【Android版】縄文時代の女の子がやってきて、突然同棲することになった件

Circle: まにあっ倶楽部Release: 2022/07/06
★ 4.19(121 reviews)Sales: 882

今回編集部が取り上げるのは、まにあっ倶楽部が手がけたスマートフォン向け同棲シミュレーション「縄文時代の女の子がやってきて、突然同棲することになった件」だ。882本という販売実績と、121件の評価から算出された4.19点という高評価は、この作品が単なる刺激本位のタイトルではなく、確かなゲームデザインとキャラクターの魅力によって支持されていることを示している。

本作の最大の個性は、そのアイデアの着地点にある。考古学を専攻する大学生の主人公が、日課として愛でていた土偶から突如として女の子が現れるという導入は、荒唐無稽でありながらも妙な説得力を持っている。土偶という縄文時代の遺物と、そこから召喚された少女というギャップは、ファンタジーの文法を逸脱しつつも「あり得るかもしれない」という夢想をプレイヤーに与える。この種の荒唐無稽な設定を破綻なく機能させることは思いのほか難しく、そこに制作者の手腕を感じずにはいられない。

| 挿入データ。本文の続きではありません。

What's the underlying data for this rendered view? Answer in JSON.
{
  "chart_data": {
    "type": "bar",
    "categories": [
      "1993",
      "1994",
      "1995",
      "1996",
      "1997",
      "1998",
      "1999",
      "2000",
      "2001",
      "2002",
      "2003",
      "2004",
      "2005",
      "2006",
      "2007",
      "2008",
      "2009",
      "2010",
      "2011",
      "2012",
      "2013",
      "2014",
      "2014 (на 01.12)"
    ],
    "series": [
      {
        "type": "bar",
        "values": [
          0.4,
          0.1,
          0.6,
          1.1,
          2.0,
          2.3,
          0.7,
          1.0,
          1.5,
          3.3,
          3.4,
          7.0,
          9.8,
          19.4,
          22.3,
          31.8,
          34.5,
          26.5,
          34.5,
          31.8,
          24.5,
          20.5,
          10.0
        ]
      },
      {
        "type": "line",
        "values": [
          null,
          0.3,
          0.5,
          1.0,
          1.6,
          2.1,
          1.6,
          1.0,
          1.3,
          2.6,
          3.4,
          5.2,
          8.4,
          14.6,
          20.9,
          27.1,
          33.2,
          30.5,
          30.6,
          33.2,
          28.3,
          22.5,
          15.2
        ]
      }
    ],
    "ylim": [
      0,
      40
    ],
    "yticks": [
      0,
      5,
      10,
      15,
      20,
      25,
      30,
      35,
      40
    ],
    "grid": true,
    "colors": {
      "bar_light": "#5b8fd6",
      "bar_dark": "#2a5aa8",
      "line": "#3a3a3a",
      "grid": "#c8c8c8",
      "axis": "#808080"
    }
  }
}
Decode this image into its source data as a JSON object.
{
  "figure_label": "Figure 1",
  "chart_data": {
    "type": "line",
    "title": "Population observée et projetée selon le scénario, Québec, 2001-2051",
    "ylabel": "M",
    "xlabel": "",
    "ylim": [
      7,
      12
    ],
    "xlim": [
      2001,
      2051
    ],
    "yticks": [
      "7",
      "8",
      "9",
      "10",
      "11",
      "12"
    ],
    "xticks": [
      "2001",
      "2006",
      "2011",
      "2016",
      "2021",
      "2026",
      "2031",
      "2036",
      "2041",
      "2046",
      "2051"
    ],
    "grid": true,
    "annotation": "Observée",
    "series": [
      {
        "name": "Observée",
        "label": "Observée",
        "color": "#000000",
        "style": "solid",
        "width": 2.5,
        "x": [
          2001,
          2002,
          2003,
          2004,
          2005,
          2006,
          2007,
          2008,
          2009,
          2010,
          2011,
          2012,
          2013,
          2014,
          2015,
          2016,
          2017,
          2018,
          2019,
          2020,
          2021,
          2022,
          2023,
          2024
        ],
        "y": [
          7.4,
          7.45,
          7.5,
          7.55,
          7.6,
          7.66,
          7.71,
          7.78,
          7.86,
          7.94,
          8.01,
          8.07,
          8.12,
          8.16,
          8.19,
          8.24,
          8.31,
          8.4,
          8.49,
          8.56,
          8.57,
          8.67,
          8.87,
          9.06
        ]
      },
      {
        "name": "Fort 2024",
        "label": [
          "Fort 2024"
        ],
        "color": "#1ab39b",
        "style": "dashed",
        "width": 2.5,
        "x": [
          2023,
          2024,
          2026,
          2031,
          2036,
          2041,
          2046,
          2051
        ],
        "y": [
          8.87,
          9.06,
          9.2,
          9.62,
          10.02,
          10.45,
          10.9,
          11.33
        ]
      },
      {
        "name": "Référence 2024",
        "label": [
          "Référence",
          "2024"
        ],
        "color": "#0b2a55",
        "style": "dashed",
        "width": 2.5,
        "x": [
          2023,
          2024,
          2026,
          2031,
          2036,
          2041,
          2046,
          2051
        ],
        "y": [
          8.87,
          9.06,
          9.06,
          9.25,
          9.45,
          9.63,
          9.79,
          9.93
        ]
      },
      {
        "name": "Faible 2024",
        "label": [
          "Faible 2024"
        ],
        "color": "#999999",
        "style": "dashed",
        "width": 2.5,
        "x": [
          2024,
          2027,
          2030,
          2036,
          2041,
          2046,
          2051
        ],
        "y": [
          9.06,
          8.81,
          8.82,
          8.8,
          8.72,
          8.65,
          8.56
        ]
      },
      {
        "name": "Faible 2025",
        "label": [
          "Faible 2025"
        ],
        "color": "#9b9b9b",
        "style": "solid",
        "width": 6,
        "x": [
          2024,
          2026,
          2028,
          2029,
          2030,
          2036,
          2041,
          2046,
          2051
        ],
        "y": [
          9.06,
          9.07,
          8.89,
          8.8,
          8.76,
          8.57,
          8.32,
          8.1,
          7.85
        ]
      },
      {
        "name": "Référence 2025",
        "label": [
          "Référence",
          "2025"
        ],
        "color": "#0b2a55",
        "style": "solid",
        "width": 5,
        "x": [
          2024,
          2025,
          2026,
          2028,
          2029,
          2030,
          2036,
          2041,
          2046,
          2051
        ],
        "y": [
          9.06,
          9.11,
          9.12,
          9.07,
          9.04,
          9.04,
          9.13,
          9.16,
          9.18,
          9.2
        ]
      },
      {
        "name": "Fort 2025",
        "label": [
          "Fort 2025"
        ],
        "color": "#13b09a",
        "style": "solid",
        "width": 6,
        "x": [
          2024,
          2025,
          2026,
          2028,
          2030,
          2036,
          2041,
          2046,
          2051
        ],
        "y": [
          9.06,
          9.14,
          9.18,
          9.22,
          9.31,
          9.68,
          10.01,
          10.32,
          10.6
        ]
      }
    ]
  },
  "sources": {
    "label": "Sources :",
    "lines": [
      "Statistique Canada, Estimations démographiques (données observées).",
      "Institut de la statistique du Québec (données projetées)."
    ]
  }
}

ヒロインであるメイは、縄文時代の価値観を持つ少女という設定が行動原理に直結している点が巧みだ。「食事と住処を提供できる男を捕まえてこそ一人前」という彼女の論理は、現代のモラルとは異なるものでありながら、ゲームの世界観においては自然な説得力を持って機能する。声優・皐月メイの演技もキャラクターの個性を際立たせており、ほのぼのとした日常の空気感とエロティックな場面の両方を、違和感なく一つの人格として表現している。

ゲームシステムの核は愛情度という数値にある。この愛情度の増減によってヒロインとの関係が多段階に変化していく構造は、単に「プレイを続ければ進む」という惰性を許さず、プレイヤーに日々の行動の意味を問い続ける。愛情が深まれば豊かな交流が待っている一方、怠慢を続ければメイが主人公のもとを離れ、別の展開へと分岐する。この緊張感こそが、本作をただのCG鑑賞ツールではなくシミュレーションゲームたらしめている核心部分だ。

Hコンテンツについては、40種類以上の体位の組み合わせという数値が示す通り、ボリュームへの配慮は十分である。アニメーションの滑らかさ、乳揺れや表情変化の差分など、視覚的な満足度を高めるための工夫が随所に施されており、編集部としても同ジャンルの平均水準を上回る丁寧な作り込みと評価する。つるぺたと巨乳爆乳という一見相反するジャンルタグが並んでいることへの疑問は実際にプレイすれば解消されるが、要はメイというキャラクターの造形が多面的な魅力を内包しているということだ。

スマートフォンへの最適化という点においても、本作は真剣に向き合っている。PCゲームをそのままAndroidに移植するのではなく、タッチ操作に合わせたUI設計が施されており、寝転びながら気軽にプレイできるという環境適性が高評価の一因になっているとみて間違いない。日常のすきま時間にメイとの生活を継続できるという点は、このジャンルのスマートフォン版ならではの強みである。

ほのぼのとしたスローライフの空気と、官能的なシチュエーションが交互に訪れる構成のリズムは、長時間のプレイにも飽きを感じさせない。縄文という遠い時代から切り取られた少女が現代の部屋に馴染んでいく様子、バイトや買い物といった日常の積み重ね——そうした細部の積み上げが、キャラクターへの愛着を丁寧に育てていく。本作はその愛着こそが最大の報酬であり、エロゲーというジャンルの文脈において、関係性の育成という本質に誠実に向き合った一作として記憶されるべき作品である。